On Saturday, 18 April 2026 at 19:11:19 UTC-7 er...@voskuil.org wrote:
> > It appears that Hornet is missing the rule prohibiting forward references
> within a block.
>
> This is implied by Rule S02: "A transaction input MUST reference a previous
> transaction output that remains unspent." However, to make it clearer, I will
> rewrite it as:
>
> "S02: A transaction input MUST reference a preceding transaction output that
> remains unspent."
As I understand it, the rule in question:
// Returns success if every spending input in this block references an existing unspent output.
consensus::Result QueryPrevoutsUnspent(const protocol::Block& block) const override {
Assert(&block == joiner_->GetBlock().get());
if (!joiner_->WaitForQuery()) return consensus::Error::Spending_PrevoutNotUnspent;
return {};
}
can only fail if the query fails, and the query itself is not subject to verification. In this case the consensus rule is implemented as a side effect of the query (as it is in bitcoind), and the query itself is not subject to verification. I would consider this a missing rule from the perspective of verification. It is true that the store must provide fidelity in any case (what goes in must come out). That alone presents significant issues for verification. But at least it's straightforward to define. But in this case the query is not just returning outputs that have been stored in the block total ordering.
The query is constructing a temporary map, accumulating block-internal spends into that map in a specific order, populating the results, and effectively enforcing the forward reference constraint as side effect of the population implementation. These outputs are not placed into the utxo store until after the block is validated. In other words, the consensus rule is evaluated entirely within the scope of the query; it is not a consequence of simple store fidelity, and is not a consequence of a verified rule. It's lurking in an unverified query. If another implementation was to populate prevouts differently (e.g., in parallel), and with full fidelity, the ordering constraint easily disappears and is not caught by verification. This has happened, and IIRC resulted in the loss of a block by a miner. This is the type of consensus break that verification presumes to preclude.

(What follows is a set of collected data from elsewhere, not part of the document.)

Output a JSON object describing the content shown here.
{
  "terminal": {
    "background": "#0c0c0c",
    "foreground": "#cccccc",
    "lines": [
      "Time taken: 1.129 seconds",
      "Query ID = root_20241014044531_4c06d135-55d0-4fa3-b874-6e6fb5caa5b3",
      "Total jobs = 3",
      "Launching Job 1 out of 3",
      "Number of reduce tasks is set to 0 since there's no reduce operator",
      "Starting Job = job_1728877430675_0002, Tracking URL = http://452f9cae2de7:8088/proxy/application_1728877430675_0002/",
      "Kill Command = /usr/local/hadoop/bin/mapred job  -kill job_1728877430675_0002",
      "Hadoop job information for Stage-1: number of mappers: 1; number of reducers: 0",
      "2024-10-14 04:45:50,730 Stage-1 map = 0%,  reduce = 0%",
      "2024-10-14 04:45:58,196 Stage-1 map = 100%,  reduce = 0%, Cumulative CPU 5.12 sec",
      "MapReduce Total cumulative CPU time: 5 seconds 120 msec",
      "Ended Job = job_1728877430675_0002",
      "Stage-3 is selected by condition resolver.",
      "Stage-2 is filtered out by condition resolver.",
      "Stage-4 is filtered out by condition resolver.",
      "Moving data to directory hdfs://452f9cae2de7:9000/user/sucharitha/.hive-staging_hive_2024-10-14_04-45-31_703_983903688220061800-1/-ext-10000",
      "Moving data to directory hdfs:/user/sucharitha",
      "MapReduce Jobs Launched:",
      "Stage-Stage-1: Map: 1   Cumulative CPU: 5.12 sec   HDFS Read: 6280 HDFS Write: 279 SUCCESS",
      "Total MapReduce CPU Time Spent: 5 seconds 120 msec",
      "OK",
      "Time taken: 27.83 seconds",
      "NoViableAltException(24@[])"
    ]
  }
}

> > Otherwise there are potential malleation issues to deal with depending on
> how blocks/headers are being managed. This can affect consensus behavior
> (via archival) while not showing up as an issue in these rules.
>
> That would be an implementation correctness detail rather than part of a
> declarative spec.
>
> The intention here is to specify what must be true for consensus validity rather
> than how it should be computed.
The whole point is verifying implementation correctness. Calling it out of scope doesn't really solve the problem. Merkle root malleation has resulted in consensus failure (bitcoin core). Transaction deserialization has resulted in consensus failure (btcd). Store infidelity has resulted in consensus failure (bitcoind). Cryptographic library bugs have produced consensus bugs that were preemptively patched (openssl). These types of issues are more common in modern history than what one might consider "rules". The so-called rules are actually much easier to deal with.
Airing out some of these real difficulties has been worthwhile. In my experience people have an overly optimistic view of what can be achieved by both formal verification and the attempt to create a shared script implementation. I'm hopeful, but I also try to stay grounded. I'll give further responses offline.
Best,
Eric
https://nvd.nist.gov/vuln/detail/CVE-2022-39389
https://nvd.nist.gov/vuln/detail/CVE-2012-2459
https://nvd.nist.gov/vuln/detail/CVE-2013-3220